Equity opportunity cost is tricky, since it depends on what you consider an equivalent investment with the money you put down on the property. For those that consider a stable, fixed rate savings account to be the alternative use of down payment funds, a 5-year jumbo CD comes closest to measuring what you could have earned on that money. You can check Bankrate.com for current rates.
Financial theory, on the other hand, suggests that we look at an equivalent risk asset for equity opportunity cost. In the case of an equity down payment on a home, the closest asset would be stock investment in residential REITs.
Finally, selling fees can be significant: 5%-6% for agent commissions, and another 1%-2% for escrow, and other transaction fees.
It’s All About Risk. The difference between renting and buying is in the risk. Owning your home usually means holding a fixed rate mortgage, and never having to worry about housing costs increasing.

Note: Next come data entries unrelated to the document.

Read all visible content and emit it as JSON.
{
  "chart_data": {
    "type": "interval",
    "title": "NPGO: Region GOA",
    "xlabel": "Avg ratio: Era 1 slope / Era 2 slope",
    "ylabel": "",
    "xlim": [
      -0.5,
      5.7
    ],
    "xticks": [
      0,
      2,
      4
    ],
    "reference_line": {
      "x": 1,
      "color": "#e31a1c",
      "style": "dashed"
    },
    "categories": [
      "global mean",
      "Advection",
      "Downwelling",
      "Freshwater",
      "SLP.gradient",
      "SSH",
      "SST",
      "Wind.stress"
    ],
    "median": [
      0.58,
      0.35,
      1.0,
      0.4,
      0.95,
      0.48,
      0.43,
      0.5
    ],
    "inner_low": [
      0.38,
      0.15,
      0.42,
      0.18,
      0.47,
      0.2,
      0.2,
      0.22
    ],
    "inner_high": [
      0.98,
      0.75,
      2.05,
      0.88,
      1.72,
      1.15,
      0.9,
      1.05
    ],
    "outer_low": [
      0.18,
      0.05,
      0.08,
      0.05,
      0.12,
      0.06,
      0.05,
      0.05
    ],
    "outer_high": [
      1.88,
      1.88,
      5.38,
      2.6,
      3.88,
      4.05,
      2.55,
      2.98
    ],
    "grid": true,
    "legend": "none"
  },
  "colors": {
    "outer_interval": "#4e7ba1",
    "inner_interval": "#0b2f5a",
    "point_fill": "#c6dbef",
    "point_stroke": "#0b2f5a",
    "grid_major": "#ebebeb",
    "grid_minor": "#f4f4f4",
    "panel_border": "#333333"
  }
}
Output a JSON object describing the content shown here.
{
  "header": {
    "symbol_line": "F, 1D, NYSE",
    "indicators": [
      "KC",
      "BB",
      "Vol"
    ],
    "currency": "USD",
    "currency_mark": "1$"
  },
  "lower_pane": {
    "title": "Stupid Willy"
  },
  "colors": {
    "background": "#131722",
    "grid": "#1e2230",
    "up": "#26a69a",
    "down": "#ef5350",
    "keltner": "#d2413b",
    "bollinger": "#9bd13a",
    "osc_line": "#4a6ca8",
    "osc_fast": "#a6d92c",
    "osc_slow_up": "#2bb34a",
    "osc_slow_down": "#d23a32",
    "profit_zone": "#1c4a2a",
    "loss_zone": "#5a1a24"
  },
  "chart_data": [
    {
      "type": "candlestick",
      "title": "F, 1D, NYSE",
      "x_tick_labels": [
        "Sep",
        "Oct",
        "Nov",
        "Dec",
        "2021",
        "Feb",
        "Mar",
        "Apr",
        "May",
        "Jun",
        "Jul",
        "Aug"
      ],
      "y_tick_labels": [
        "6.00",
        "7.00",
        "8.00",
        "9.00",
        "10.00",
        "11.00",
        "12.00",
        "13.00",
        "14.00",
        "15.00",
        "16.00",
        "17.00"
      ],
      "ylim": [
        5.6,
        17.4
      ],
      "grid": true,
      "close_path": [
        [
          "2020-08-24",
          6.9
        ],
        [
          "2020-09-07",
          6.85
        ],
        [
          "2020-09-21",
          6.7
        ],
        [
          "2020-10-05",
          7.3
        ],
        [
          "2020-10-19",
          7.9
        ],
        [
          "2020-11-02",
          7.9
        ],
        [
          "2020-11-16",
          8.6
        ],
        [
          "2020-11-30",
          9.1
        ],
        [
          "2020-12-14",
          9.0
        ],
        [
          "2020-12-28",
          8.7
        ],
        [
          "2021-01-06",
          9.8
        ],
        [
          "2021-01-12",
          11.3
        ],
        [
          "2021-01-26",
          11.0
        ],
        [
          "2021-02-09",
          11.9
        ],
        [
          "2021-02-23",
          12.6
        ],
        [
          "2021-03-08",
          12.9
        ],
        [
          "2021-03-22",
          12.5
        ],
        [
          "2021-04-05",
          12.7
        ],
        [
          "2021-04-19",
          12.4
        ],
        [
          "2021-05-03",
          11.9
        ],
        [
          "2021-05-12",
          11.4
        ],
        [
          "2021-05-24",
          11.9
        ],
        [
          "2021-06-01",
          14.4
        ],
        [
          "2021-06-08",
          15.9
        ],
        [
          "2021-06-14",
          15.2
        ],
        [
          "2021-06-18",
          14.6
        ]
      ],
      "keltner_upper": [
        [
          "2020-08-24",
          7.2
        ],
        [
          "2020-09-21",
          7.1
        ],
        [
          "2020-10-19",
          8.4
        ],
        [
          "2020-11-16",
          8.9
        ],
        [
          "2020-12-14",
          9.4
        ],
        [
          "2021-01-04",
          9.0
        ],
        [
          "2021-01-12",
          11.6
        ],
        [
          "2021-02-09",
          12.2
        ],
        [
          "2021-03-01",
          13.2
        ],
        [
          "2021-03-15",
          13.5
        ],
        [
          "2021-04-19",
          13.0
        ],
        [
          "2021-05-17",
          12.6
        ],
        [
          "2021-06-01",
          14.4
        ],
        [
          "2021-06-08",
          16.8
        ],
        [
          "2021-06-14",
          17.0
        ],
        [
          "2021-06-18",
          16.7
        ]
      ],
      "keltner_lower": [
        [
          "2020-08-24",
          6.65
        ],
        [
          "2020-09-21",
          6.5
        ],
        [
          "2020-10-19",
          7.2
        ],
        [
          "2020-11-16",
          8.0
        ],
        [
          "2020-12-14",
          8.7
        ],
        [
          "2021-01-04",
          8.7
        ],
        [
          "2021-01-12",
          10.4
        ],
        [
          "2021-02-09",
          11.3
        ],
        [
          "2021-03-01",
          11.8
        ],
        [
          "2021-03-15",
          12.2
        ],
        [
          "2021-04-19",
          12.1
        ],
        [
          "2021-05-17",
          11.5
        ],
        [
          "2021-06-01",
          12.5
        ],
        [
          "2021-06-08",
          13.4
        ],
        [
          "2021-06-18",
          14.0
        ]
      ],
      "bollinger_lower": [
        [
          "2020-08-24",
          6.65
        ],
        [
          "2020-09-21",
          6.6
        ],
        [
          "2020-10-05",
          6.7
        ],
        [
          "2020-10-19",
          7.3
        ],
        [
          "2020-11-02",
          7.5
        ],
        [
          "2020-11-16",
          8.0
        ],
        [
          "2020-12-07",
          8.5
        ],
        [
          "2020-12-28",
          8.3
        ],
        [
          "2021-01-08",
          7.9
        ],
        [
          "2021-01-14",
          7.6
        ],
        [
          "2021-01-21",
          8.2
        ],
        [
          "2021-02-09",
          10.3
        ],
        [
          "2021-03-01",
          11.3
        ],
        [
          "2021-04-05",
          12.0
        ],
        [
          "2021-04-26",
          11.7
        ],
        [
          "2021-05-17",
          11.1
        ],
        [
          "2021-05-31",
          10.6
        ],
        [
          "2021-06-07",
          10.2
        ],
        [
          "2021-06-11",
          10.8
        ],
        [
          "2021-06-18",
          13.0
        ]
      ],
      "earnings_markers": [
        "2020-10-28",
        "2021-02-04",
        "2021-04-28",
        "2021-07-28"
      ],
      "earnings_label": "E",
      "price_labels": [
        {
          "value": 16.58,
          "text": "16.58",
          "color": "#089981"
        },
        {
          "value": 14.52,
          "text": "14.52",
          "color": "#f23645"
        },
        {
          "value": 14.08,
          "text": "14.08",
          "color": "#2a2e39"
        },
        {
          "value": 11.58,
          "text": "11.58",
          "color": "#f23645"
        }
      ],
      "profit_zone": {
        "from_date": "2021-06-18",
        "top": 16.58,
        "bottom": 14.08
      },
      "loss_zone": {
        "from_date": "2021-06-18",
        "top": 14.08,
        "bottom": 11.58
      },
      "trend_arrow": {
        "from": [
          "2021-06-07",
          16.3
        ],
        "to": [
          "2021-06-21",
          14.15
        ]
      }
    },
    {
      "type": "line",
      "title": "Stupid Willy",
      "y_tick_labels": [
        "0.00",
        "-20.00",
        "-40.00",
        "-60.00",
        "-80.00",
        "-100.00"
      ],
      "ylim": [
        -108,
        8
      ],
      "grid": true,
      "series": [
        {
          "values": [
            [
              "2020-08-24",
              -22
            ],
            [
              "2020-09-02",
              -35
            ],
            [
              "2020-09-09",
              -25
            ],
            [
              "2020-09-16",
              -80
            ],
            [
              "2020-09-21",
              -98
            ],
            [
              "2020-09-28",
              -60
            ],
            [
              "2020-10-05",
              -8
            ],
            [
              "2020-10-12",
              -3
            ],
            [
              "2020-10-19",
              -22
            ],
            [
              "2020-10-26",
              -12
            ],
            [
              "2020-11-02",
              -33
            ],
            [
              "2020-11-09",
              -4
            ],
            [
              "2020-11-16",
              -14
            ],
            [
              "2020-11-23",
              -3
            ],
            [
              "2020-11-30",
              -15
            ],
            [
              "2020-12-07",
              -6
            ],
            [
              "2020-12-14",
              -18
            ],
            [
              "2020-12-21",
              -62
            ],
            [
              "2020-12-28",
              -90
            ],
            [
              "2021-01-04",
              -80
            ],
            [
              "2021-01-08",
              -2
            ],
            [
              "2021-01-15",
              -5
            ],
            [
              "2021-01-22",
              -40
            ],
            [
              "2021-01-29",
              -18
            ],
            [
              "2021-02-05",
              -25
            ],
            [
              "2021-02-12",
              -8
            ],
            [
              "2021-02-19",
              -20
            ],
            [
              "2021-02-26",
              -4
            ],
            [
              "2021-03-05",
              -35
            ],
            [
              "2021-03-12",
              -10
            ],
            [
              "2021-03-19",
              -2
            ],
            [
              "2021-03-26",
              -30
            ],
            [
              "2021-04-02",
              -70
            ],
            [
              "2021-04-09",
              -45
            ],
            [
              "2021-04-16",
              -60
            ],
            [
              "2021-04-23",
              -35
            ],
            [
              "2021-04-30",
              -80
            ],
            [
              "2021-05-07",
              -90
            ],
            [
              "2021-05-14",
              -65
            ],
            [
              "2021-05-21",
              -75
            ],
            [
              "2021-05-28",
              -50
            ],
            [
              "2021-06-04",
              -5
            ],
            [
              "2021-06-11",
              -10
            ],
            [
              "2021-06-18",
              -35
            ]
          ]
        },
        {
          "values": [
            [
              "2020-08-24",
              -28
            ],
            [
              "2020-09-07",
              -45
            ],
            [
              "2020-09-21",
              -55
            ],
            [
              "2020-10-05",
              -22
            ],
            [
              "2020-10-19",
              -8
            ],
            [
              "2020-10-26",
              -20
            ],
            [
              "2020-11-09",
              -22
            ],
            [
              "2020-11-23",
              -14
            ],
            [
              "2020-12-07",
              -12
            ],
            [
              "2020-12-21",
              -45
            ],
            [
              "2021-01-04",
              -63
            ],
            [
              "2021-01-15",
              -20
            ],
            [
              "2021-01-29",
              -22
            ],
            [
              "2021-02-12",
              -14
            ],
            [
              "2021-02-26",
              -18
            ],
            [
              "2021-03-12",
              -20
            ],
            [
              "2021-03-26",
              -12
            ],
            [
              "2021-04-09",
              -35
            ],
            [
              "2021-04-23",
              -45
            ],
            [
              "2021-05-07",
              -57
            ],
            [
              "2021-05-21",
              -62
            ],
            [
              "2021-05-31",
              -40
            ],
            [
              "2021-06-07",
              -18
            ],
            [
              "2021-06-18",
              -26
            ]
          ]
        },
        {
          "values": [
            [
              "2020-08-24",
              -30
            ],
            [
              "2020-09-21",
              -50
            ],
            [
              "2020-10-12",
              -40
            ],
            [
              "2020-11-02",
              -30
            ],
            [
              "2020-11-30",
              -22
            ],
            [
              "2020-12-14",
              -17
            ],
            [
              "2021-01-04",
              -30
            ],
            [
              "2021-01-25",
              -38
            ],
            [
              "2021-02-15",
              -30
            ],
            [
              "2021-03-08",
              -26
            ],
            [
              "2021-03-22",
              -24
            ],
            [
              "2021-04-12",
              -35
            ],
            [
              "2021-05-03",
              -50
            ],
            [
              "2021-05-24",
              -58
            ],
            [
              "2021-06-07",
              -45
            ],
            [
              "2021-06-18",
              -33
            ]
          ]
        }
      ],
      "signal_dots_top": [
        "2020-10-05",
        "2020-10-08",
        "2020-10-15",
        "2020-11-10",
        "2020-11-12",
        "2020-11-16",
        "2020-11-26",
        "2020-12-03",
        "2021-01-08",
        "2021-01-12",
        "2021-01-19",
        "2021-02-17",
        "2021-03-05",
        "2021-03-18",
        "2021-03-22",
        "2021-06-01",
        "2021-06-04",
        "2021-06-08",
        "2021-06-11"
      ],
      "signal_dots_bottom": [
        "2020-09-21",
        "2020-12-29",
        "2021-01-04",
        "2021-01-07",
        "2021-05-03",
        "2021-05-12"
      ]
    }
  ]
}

This is especially important these days with inflation risk mounting with each new dollar the Federal Reserve creates. Owning also means you’re assuming the risk of asset value fluctuations-if home values go up, you keep all of the gain (minus the IRS take). If home values continue to plummet then you could be in a bind should you have to sell.
Renting comes with more flexibility, no potential for capital gains, and inflation risk if rents continue to increase. In the last few years those who chose to rent look like geniuses!
Mind you that this entire discussion is entirely based on financial considerations! There are plenty of non-financial, warm-and-fuzzy reasons to own your home. Only you can decide which way the scale should tip!